A new solvent is introduced into a mixing line, changing flash point and exposure risk. Existing controls cover only the previous chemical. Decide how to update the risk assessment, which engineering and administrative controls to modify, and how to document residual risk for management acceptance.

Scenario 5: Policy mapping for 5.4.2 and 26.4.2

Your corporate standard assigns risk management responsibilities to section 5.4.2 and security control selection to section 26.4.2. A new cloud system is proposed. Determine which activities belong in each section, which baselines to apply, and how to justify any compensating controls.

Authoritative References on Risk Management and Security Controls

Use these authoritative resources to strengthen your understanding of risk management concepts and security control types referenced in this quiz.

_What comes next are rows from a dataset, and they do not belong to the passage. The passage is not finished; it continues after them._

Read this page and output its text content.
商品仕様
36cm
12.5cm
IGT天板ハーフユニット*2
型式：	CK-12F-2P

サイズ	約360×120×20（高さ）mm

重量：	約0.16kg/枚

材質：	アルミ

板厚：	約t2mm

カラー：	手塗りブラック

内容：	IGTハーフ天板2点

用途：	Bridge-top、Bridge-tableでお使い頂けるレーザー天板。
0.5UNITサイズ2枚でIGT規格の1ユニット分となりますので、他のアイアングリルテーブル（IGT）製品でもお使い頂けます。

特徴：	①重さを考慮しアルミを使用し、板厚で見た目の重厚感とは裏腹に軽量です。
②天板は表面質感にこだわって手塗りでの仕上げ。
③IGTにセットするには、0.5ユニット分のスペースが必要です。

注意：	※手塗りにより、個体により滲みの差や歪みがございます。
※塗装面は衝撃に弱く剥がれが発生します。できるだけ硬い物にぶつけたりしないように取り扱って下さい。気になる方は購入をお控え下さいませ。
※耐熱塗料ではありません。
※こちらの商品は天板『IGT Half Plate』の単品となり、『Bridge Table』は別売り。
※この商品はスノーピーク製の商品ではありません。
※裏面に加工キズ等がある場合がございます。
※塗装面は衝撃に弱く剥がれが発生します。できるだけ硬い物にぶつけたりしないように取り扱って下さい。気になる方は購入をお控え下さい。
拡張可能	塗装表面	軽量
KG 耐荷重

OSHA Hazard Prevention and Control: Explains the hierarchy of controls, hazard control planning, and evaluation of control effectiveness for workplace safety programs.
NIST Risk Management Framework Project: Describes the structured process for categorizing systems, selecting security controls, and managing information security risk.
NIST SP 800-53 Rev. 5 Security and Privacy Controls: Provides the federal control catalog used for administrative, technical, and physical safeguards across many environments.
CISA Cybersecurity Performance Goals: Offers prioritized baseline practices that map to common control families and help reduce cyber risk.
NFPA 70E Standard for Electrical Safety in the Workplace: Details risk assessment, energized work criteria, and control expectations for electrical hazards.

Risk Management and Security Controls Quiz FAQ

Common Questions on the Risk Management and Security Controls Quiz

How does this quiz relate to OSHA and NFPA requirements?

The quiz reinforces concepts that support OSHA safety management guidelines and NFPA standards such as NFPA 70E. Questions focus on identifying hazards, selecting appropriate control types, and documenting risk decisions that help demonstrate a systematic approach to compliance.

What security control types are covered by the quiz?

You will encounter questions on administrative, technical, and physical controls, along with preventive, detective, corrective, and compensating categories. Expect items that ask you to classify a control, identify missing layers, or choose the most effective control set for a given risk scenario.

What do references to 5.4.2 and 26.4.2 mean in this context?

Many training programs group risk management and security control activities into numbered sections such as 5.4.2 or 26.4.2. The quiz mirrors that style by testing how you assign responsibilities, select baselines, and document control decisions across policy sections and procedures.

How should I approach questions on likelihood and impact ratings?

Use a structured risk matrix. First identify credible consequences such as injury, outage, or data loss. Then estimate realistic likelihood based on exposure, threat activity, and existing controls. The best answer usually reflects documented criteria rather than intuition.

Can this risk management and security controls quiz help with audit preparation?

Yes. The scenarios align with the reasoning auditors expect to see in risk registers, control selection justifications, and residual risk statements. Use wrong answers as a signal that your current documentation or control mapping might be incomplete or inconsistent.

What mistakes should I watch for while taking the quiz?

Do not focus only on cyber security or only on safety. Avoid choosing PPE when elimination or engineering controls are viable. Read carefully for hints about whether the question targets preventive, detective, or corrective actions before selecting an answer.